On peut multiplier les évaluations dans un grand nombre de domaines, même si tous ne sont pas facilement chiffrables économiquement, comme le stockage naturel du carbone dans les sols, qui est, en moyenne, supérieur de dix tonnes à l’hectare par rapport à l’agriculture conventionnelle.
Les bienfaits se mesurent aussi en termes de biodiversité, qu’il s’agisse des services écosystémiques comme la pollinisation ou le maintien d’une fertilité naturelle à travers la richesse microbienne des sols ou la diminution de l’érosion.
En termes d’emplois, le coût du chômage évité pour la collectivité peut être estimé entre 19 et 37 euros par hectare et par an en grandes cultures, l’agriculture biologique étant plus intensive en emploi. En moyenne, une exploitation biologique représente 2, 4 unités de travail annuel, contre 1, 5 en agriculture conventionnelle.
On le voit bien, financer la transition vers l’agriculture biologique entraîne un effet de levier économique très fort en permettant des économies et en renforçant les mécanismes naturels essentiels pour la productivité et la compétitivité de notre agriculture.
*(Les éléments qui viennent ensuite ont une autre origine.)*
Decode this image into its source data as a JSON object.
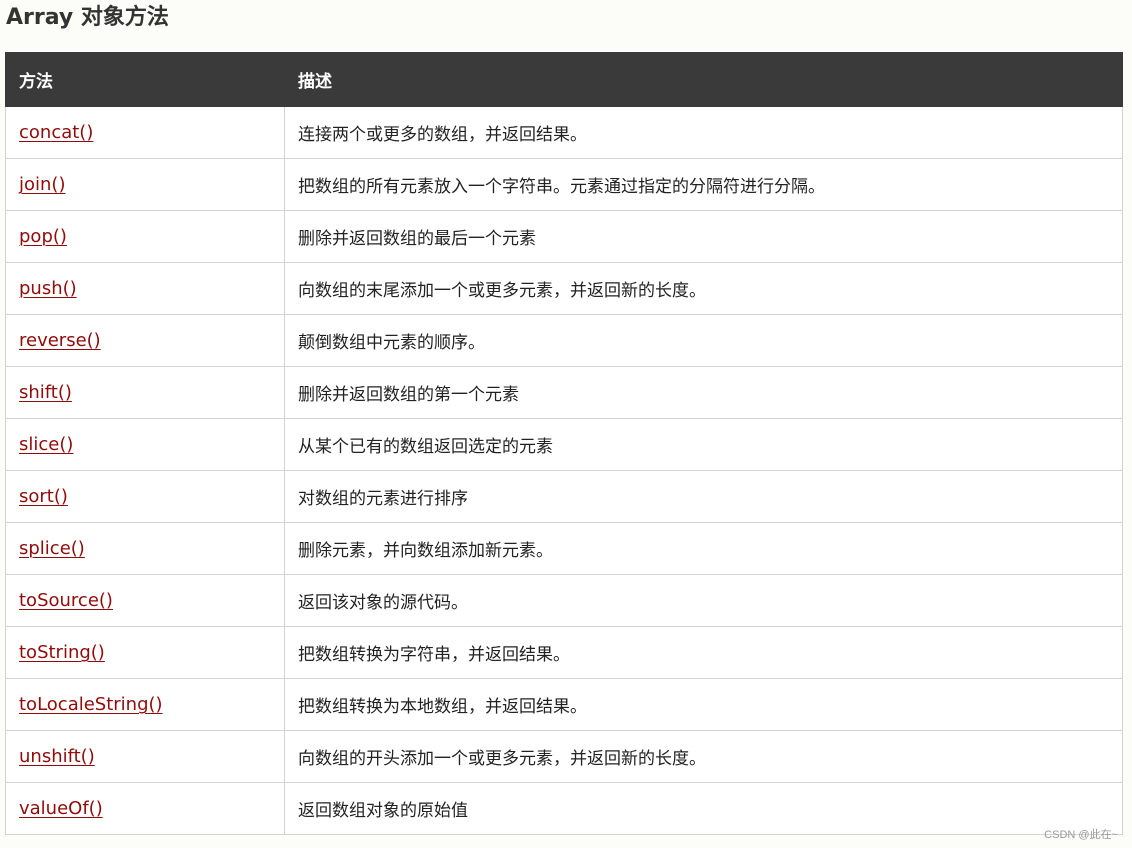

Cette étude montre l’importance de la recherche en agroécologie et la possibilité d’aller vers une rémunération des aménités environnementales, économiques et sociales suscitées par ceux qui font le choix de cette transition.
C’est la position que défend le ministère de l’agriculture dans les réflexions qui nous mèneront vers la PAC post-2020. Toutefois, il ne faut pas attendre cette date. Il serait en effet salutaire de se poser cette question en amont et, pourquoi pas, d’expérimenter en France la rémunération des aménités de l’agriculture biologique et des différentes techniques agroécologiques. Ce serait certainement plus rentable à terme que l’accumulation d’innombrables plans de sauvetage, dont l’efficacité n’est que provisoire.